Die Wetten, der Kapfinger-Prozeß werde platzen, standen am Montag vergangener Woche, 24 Stunden vor Beginn der Hauptverhandlung; fünf zu eins. Das Volk von Passau, begierig darauf, den mächtigsten Mann der Dreiflüssestadt vor Gericht zu sehen, war gleichwohl fest davon überzeugt, zu einer Verurteilung werde es nicht kommen, und wußte auch eine Begründung: Die Entlastungszeuge hatte sich in ein Krankenhaus begeben.

Am Dienstag erschien der Angeklagte pünktlich: Dr. Johann Evangelist Kapfinger, der sich selbst „Hans“ nennt, 58 Jahre alt, Verleger der „Passauer Neuen Presse“, Duzfreund einiger Bundesminister, beschuldigt eines Vergehens der Kuppelei. Die Strafkammer, vor der Kapfinger sich verantworten müßte, zeigte sich konziliant; es fehlte die übliche harte Armesünderbank, statt dessen standen zwei bequeme Lehnsessel, gepolstert und mit grünem Leder bezogen, vor dem Richtertisch.

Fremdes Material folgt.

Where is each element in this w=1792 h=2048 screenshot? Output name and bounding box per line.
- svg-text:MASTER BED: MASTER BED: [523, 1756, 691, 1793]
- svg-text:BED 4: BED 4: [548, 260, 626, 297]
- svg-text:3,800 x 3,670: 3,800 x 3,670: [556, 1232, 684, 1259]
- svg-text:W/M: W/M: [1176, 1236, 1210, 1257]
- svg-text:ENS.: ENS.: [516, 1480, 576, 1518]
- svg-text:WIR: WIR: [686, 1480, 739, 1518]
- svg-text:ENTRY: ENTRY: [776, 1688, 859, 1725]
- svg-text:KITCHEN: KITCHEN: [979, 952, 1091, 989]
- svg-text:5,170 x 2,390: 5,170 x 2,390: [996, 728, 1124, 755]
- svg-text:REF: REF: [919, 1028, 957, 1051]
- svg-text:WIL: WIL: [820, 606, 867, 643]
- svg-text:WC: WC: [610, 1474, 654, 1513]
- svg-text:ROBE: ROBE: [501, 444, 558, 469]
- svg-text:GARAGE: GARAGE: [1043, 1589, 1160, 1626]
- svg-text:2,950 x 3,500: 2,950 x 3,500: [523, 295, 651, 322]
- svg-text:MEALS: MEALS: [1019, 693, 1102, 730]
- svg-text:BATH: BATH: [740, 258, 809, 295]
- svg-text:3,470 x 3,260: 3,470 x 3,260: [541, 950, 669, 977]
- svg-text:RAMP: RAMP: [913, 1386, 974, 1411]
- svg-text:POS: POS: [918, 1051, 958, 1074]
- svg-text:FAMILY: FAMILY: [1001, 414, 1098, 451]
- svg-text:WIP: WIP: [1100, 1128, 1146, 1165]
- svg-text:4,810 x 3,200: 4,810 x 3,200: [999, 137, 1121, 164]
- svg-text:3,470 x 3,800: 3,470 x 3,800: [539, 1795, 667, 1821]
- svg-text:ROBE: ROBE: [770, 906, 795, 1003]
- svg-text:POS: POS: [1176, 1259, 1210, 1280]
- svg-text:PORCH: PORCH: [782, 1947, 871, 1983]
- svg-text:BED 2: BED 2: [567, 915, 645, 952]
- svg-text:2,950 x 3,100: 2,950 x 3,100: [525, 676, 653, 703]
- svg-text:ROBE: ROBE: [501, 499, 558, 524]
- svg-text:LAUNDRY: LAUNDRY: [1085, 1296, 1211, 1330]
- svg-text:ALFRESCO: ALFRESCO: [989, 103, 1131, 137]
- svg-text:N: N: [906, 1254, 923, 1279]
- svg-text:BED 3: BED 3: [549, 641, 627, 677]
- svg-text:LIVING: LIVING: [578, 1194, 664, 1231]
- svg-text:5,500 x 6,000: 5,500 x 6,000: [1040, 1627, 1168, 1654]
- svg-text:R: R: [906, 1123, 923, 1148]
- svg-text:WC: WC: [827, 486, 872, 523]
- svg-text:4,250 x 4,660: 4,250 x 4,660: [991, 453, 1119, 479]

In dem einen nahm Kapfinger Platz, der andere blieb leer. Die ursprüngliche Entlastungszeugin, während des Ermittlungsverfahrens zur Mitangeklagten avanciert, fehlte tatsächlich. Ärztliche Bescheinigungen, präsentiert vom Verteidiger, wiesen aus, sie sei verhandlungsunfähig.

Kollaps zur rechten Zeit

Der Kammervorsitzende, Landgerichtsdirektor Köppl, zeigte sich wenig beeindruckt: „Man ist seit Wochen bemüht, diesen Termin zu Fall zu bringen; ich habe eindeutige Beobachtungen gemacht“. Zu diesen Beobachtungen gehörte auch, daß die Mitangeklagte, Edith Berger am Freitag zuvor durchaus gesund gewesen war. Am Sonnabend legte sie sich dann in die Klinik. Das Gericht befragte den Amtsarzt und erließ nach dessen Bekundung, die Angeklagte sei sehr wohl verhandlungsfähig, einen Vorführungsbeschluß.